Des représentants de la Commission européenne doivent visiter Sofia et Bucarest cette semaine afin d’évaluer les réformes du système judiciaire, comme le rapporte EURACTIV Roumanie. Mais parallèlement, Bruxelles est le théâtre de pressions grandissantes : certains souhaitent invoquer des « clauses de sauvegarde » contre les deux pays, ce qui pourrait entraîner la suppression des fonds européens.
Les deux nouveaux venus de l’UE se démènent farouchement pour éviter un « scénario catastrophe » après un rapport de surveillance de la Commission prévu en juillet, comme le rapportent EURACTIV Bulgarie et EURACTIV Roumanie.
Des experts de la Commission européenne se rendront à Sofia et à Bucarest dans la semaine du 19 au 23 mai pour évaluer les réformes judiciaires, d’après EURACTIV Roumanie. Selon la couverture parue dans la presse roumaine, la mission est organisée au moment où certains responsables à Bruxelles se demandent si l’intégration des deux pays à l’UE dès janvier 2007 était une erreur et exercent une pression afin d’appliquer la clause de sauvegarde en matière de justice.
Les deux pays pourraient perdre des fonds européens ou voir leurs décisions juridiques annulées si une clause de sauvegarde leur est appliquée.
La corruption reste répandue en Roumanie, malgré l’adhésion à l’UE
Les procureurs ont réuni des preuves substantielles d’affaires de corruption contre le Premier ministre Adrian Nastase, l’ancien ministre des Transports Miron Mitrea, l’actuel ministre du Travail Paul Pacuraru et cinq autres hauts responsables, selon les médias.

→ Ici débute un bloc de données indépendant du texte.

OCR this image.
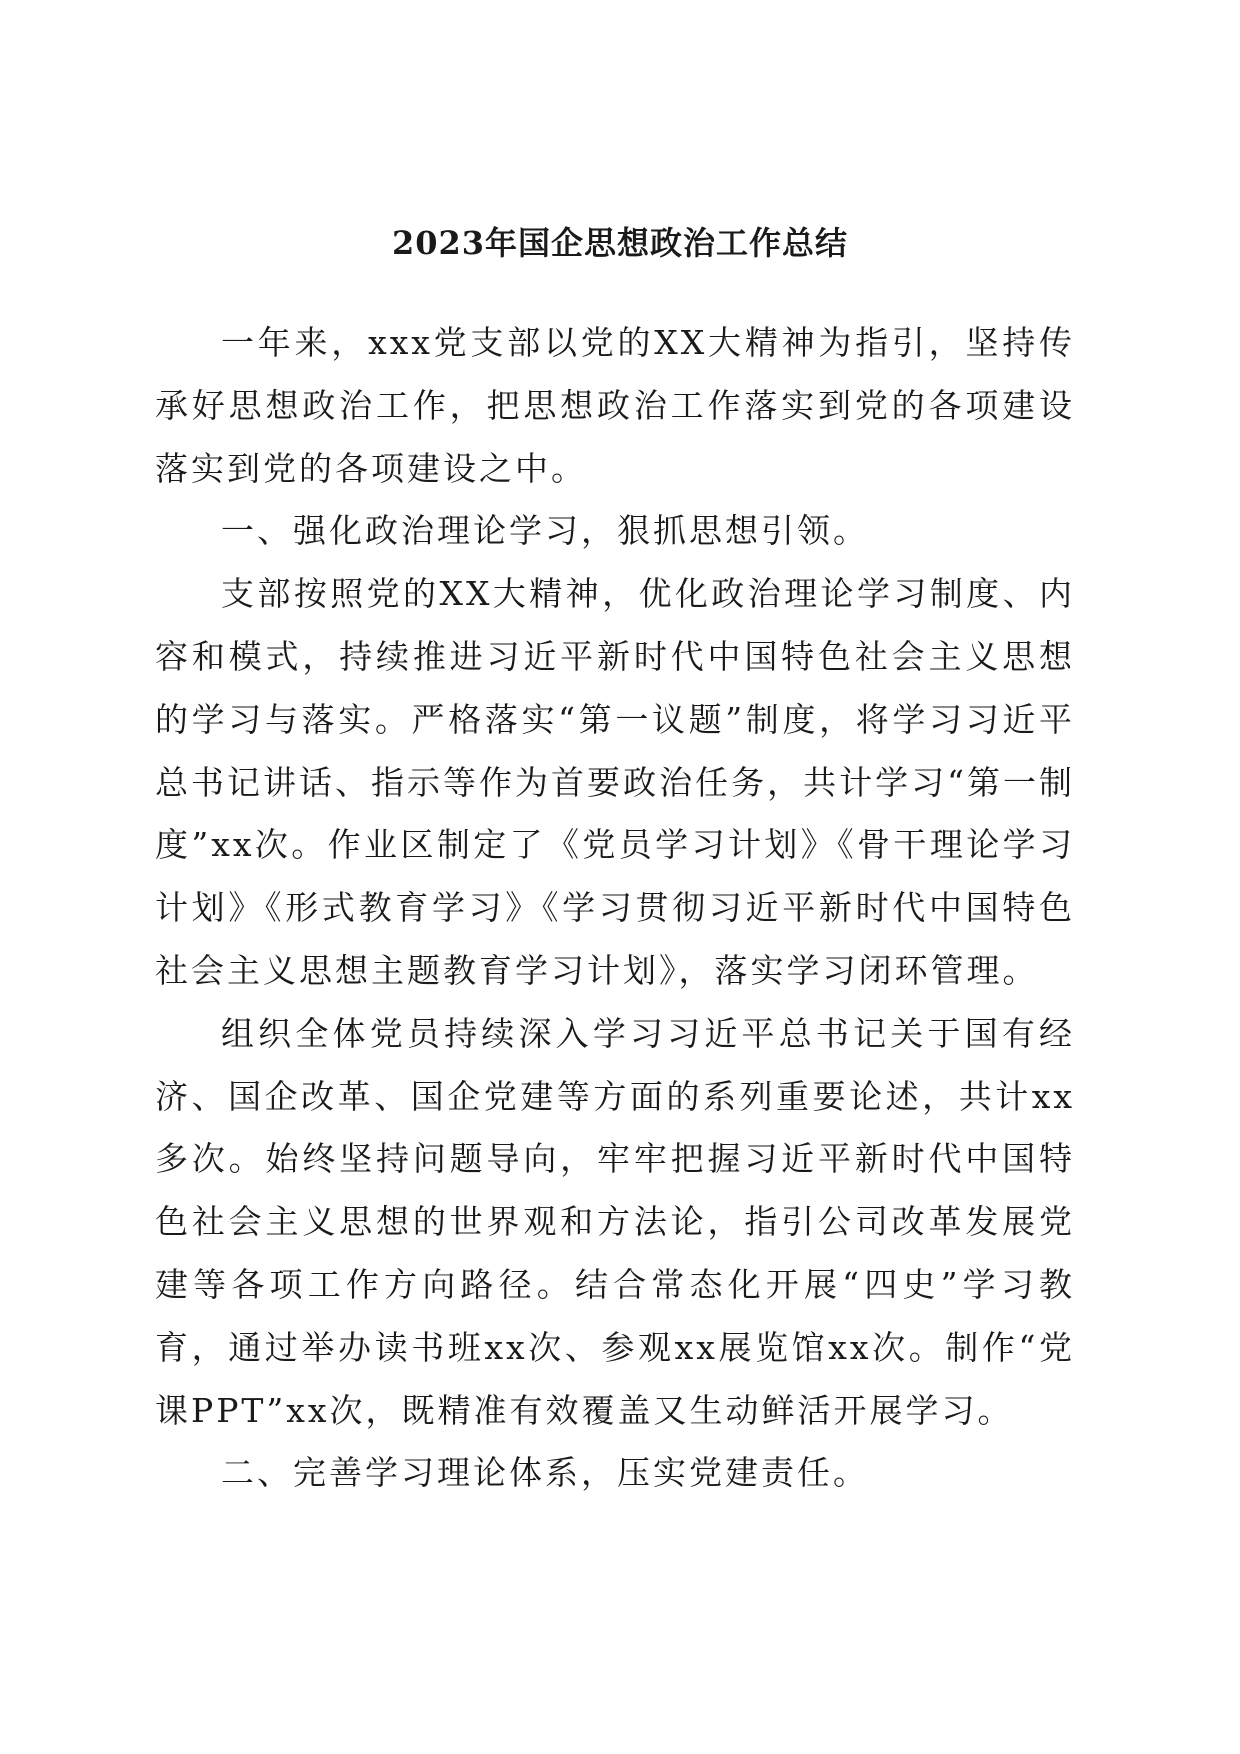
2023年国企思想政治工作总结

一年来，xxx党支部以党的XX大精神为指引，坚持传承好思想政治工作，把思想政治工作落实到党的各项建设落实到党的各项建设之中。

一、强化政治理论学习，狠抓思想引领。

支部按照党的XX大精神，优化政治理论学习制度、内容和模式，持续推进习近平新时代中国特色社会主义思想的学习与落实。严格落实“第一议题”制度，将学习习近平总书记讲话、指示等作为首要政治任务，共计学习“第一制度”xx次。作业区制定了《党员学习计划》《骨干理论学习计划》《形式教育学习》《学习贯彻习近平新时代中国特色社会主义思想主题教育学习计划》，落实学习闭环管理。

组织全体党员持续深入学习习近平总书记关于国有经济、国企改革、国企党建等方面的系列重要论述，共计xx多次。始终坚持问题导向，牢牢把握习近平新时代中国特色社会主义思想的世界观和方法论，指引公司改革发展党建等各项工作方向路径。结合常态化开展“四史”学习教育，通过举办读书班xx次、参观xx展览馆xx次。制作“党课PPT”xx次，既精准有效覆盖又生动鲜活开展学习。

二、完善学习理论体系，压实党建责任。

Même si cela pourrait être un test important pour le pays, la Cour constitutionnelle roumaine a décidé que le Parlement devait donner son approbation pour enquêter sur les responsables politiques de haut rang. Cette décision a incité le président roumain Traian Basescu à taxer la Cour de bouclier en faveur de la corruption.

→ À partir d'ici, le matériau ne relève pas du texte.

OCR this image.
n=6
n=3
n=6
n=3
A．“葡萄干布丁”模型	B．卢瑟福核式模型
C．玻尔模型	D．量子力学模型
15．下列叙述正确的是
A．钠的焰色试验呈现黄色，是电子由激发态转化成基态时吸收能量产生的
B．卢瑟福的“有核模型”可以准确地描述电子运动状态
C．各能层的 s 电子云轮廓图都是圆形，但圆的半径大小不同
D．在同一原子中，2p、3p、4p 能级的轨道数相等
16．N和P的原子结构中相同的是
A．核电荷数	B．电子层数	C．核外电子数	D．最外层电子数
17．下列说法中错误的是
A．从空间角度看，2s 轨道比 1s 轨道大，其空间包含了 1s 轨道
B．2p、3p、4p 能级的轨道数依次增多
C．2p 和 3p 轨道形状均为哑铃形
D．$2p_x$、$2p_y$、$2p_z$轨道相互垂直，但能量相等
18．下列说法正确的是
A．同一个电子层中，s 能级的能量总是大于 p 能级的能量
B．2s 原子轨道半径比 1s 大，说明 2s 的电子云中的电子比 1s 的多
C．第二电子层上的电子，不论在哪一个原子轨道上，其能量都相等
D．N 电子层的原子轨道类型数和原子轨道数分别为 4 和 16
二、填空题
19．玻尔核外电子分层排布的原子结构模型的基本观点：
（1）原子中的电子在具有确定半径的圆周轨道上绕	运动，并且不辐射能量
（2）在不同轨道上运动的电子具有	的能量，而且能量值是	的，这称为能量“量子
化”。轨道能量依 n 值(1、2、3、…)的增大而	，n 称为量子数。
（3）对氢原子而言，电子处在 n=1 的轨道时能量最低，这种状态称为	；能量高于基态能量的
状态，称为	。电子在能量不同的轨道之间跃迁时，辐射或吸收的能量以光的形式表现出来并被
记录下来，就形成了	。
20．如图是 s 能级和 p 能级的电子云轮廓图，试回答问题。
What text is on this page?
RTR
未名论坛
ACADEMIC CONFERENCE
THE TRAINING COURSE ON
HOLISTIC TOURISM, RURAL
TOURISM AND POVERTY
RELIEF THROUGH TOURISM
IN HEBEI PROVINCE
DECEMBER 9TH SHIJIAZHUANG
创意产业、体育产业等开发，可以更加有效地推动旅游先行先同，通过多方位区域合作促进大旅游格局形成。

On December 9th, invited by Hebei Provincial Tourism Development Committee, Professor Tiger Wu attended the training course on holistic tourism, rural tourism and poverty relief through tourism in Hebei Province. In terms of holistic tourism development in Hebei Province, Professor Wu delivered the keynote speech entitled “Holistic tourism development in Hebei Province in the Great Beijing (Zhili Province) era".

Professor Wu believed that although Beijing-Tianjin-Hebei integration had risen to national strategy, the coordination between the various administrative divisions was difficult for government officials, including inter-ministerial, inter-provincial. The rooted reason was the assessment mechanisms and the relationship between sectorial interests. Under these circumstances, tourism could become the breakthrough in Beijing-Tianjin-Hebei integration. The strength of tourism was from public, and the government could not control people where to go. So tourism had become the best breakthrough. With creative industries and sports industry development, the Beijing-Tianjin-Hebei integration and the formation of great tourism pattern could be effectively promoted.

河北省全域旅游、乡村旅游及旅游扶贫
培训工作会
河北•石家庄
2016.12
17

Comme parfait exemple de ce que la corruption peut représenter en Roumanie, un montant de 1,7 million d’euros en liquide a été découvert dans le coffre d’une voiture appartenant à un propriétaire d’un club de football et homme politique populiste, Gigi Becali. Il a déclaré que l’argent était destiné à acheter du chocolat et des confiseries. Aussi étrange que cela puisse paraître, les tribunaux considèrent souvent de telles explications comme étant valables.

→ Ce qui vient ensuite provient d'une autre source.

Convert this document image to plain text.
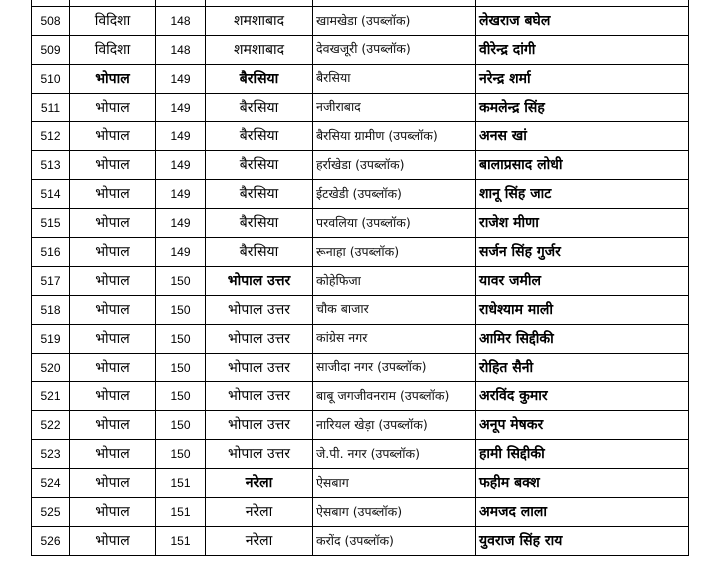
508	विदिशा	148	शमशाबाद	खामखेडा (उपब्लॉक)	लेखराज बघेल
509	विदिशा	148	शमशाबाद	देवखजूरी (उपब्लॉक)	वीरेन्द्र दांगी
510	भोपाल	149	बैरसिया	बैरसिया	नरेन्द्र शर्मा
511	भोपाल	149	बैरसिया	नजीराबाद	कमलेन्द्र सिंह
512	भोपाल	149	बैरसिया	बैरसिया ग्रामीण (उपब्लॉक)	अनस खां
513	भोपाल	149	बैरसिया	हर्राखेडा (उपब्लॉक)	बालाप्रसाद लोधी
514	भोपाल	149	बैरसिया	ईटखेडी (उपब्लॉक)	शानू सिंह जाट
515	भोपाल	149	बैरसिया	परवलिया (उपब्लॉक)	राजेश मीणा
516	भोपाल	149	बैरसिया	रूनाहा (उपब्लॉक)	सर्जन सिंह गुर्जर
517	भोपाल	150	भोपाल उत्तर	कोहेफिजा	यावर जमील
518	भोपाल	150	भोपाल उत्तर	चौक बाजार	राधेश्याम माली
519	भोपाल	150	भोपाल उत्तर	कांग्रेस नगर	आमिर सिद्दीकी
520	भोपाल	150	भोपाल उत्तर	साजीदा नगर (उपब्लॉक)	रोहित सैनी
521	भोपाल	150	भोपाल उत्तर	बाबू जगजीवनराम (उपब्लॉक)	अरविंद कुमार
522	भोपाल	150	भोपाल उत्तर	नारियल खेड़ा (उपब्लॉक)	अनूप मेषकर
523	भोपाल	150	भोपाल उत्तर	जे.पी. नगर (उपब्लॉक)	हामी सिद्दीकी
524	भोपाल	151	नरेला	ऐसबाग	फहीम बक्श
525	भोपाल	151	नरेला	ऐसबाग (उपब्लॉक)	अमजद लाला
526	भोपाल	151	नरेला	करोंद (उपब्लॉक)	युवराज सिंह राय
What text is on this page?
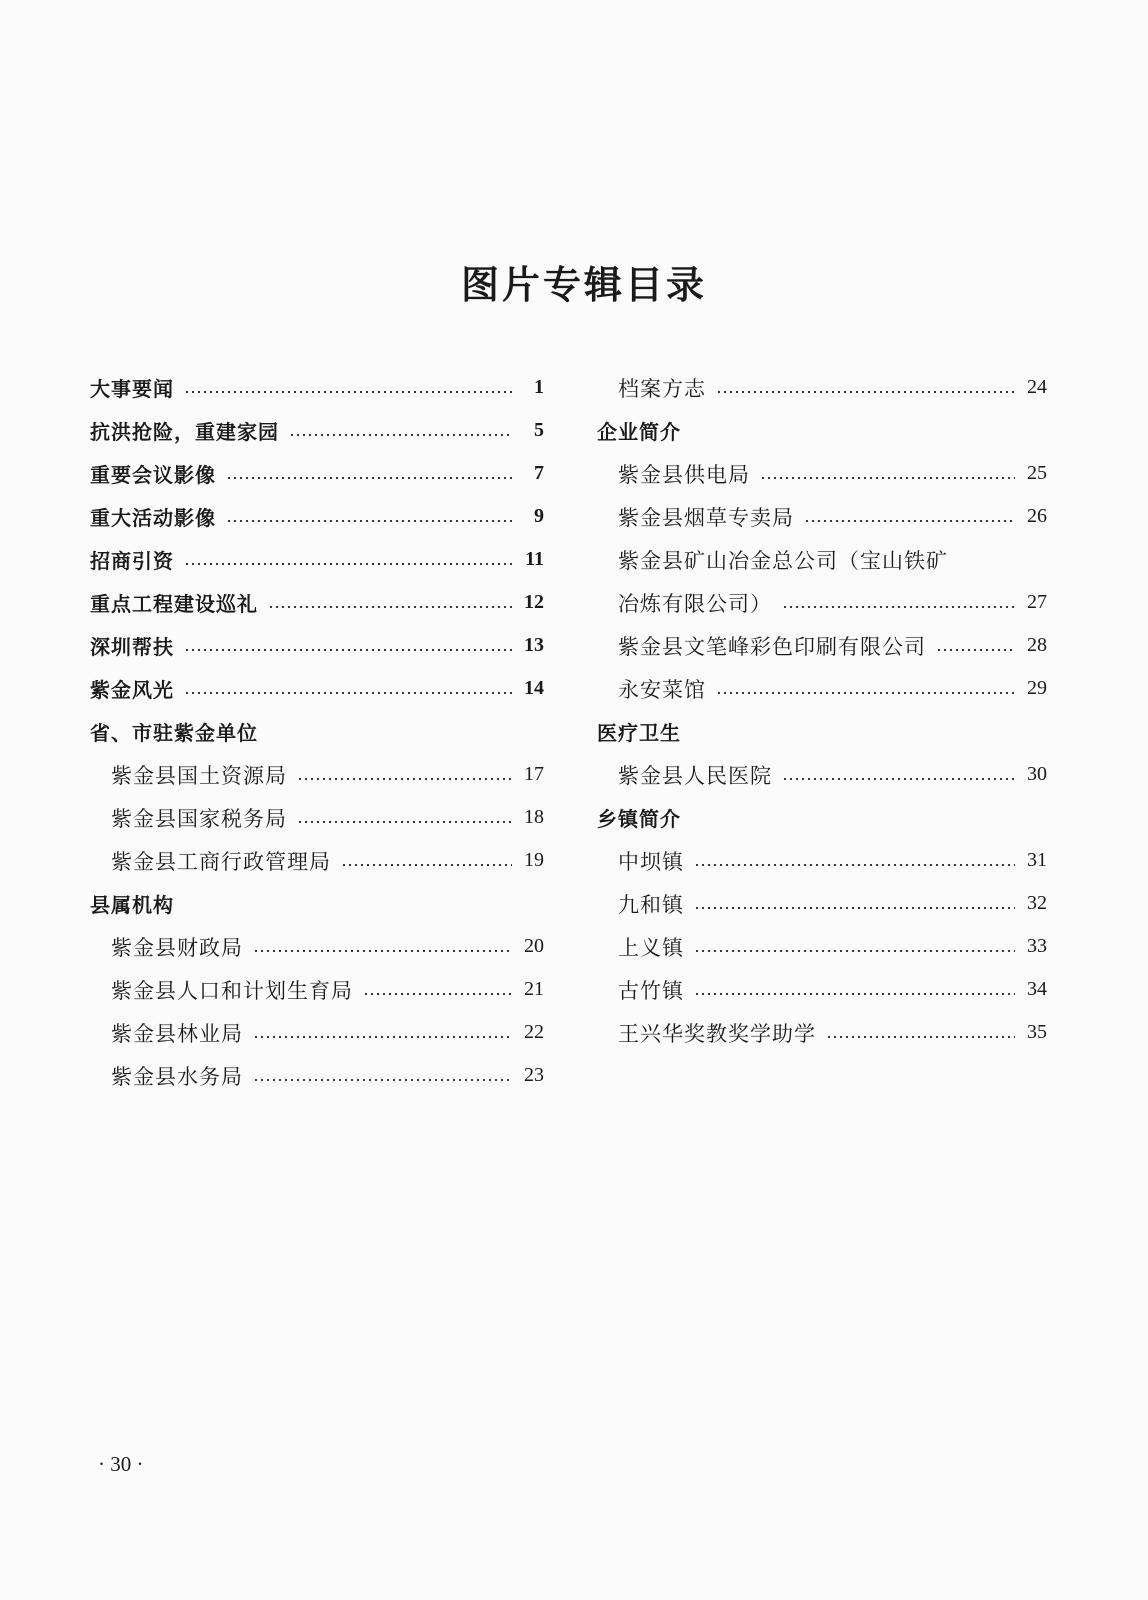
图片专辑目录
大事要闻	1
抗洪抢险，重建家园	5
重要会议影像	7
重大活动影像	9
招商引资	11
重点工程建设巡礼	12
深圳帮扶	13
紫金风光	14
省、市驻紫金单位
紫金县国土资源局	17
紫金县国家税务局	18
紫金县工商行政管理局	19
县属机构
紫金县财政局	20
紫金县人口和计划生育局	21
紫金县林业局	22
紫金县水务局	23
档案方志	24
企业简介
紫金县供电局	25
紫金县烟草专卖局	26
紫金县矿山冶金总公司（宝山铁矿
冶炼有限公司）	27
紫金县文笔峰彩色印刷有限公司	28
永安菜馆	29
医疗卫生
紫金县人民医院	30
乡镇简介
中坝镇	31
九和镇	32
上义镇	33
古竹镇	34
王兴华奖教奖学助学	35
· 30 ·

Les cas retentissants peuvent rester tabous, mais les statistiques du bureau des procureurs chargés de la lutte anticorruption (DNA) montrent au moins que ces derniers mois, des centaines de personnes ont été inculpées et des douzaines condamnées. Reste à savoir si la Commission trouvera ces développements satisfaisants.
La justice n’est pas le seul domaine problématique. Selon la presse roumaine, le pays pourrait perdre une grande partie des fonds européens agricoles étant donné la mauvaise gestion des programmes.
La Bulgarie est également sous surveillance de l’UE
Mais la Roumanie n’est pas le seul pays à attirer l’attention de la Commission. La Bulgarie pourrait également perdre la majeure partie de son financement européen à cause de défaillances dans la gestion des programmes et un sentiment de haut degré de corruption, selon les sources citées par EURACTIV Bulgarie dans un article paru la semaine dernière.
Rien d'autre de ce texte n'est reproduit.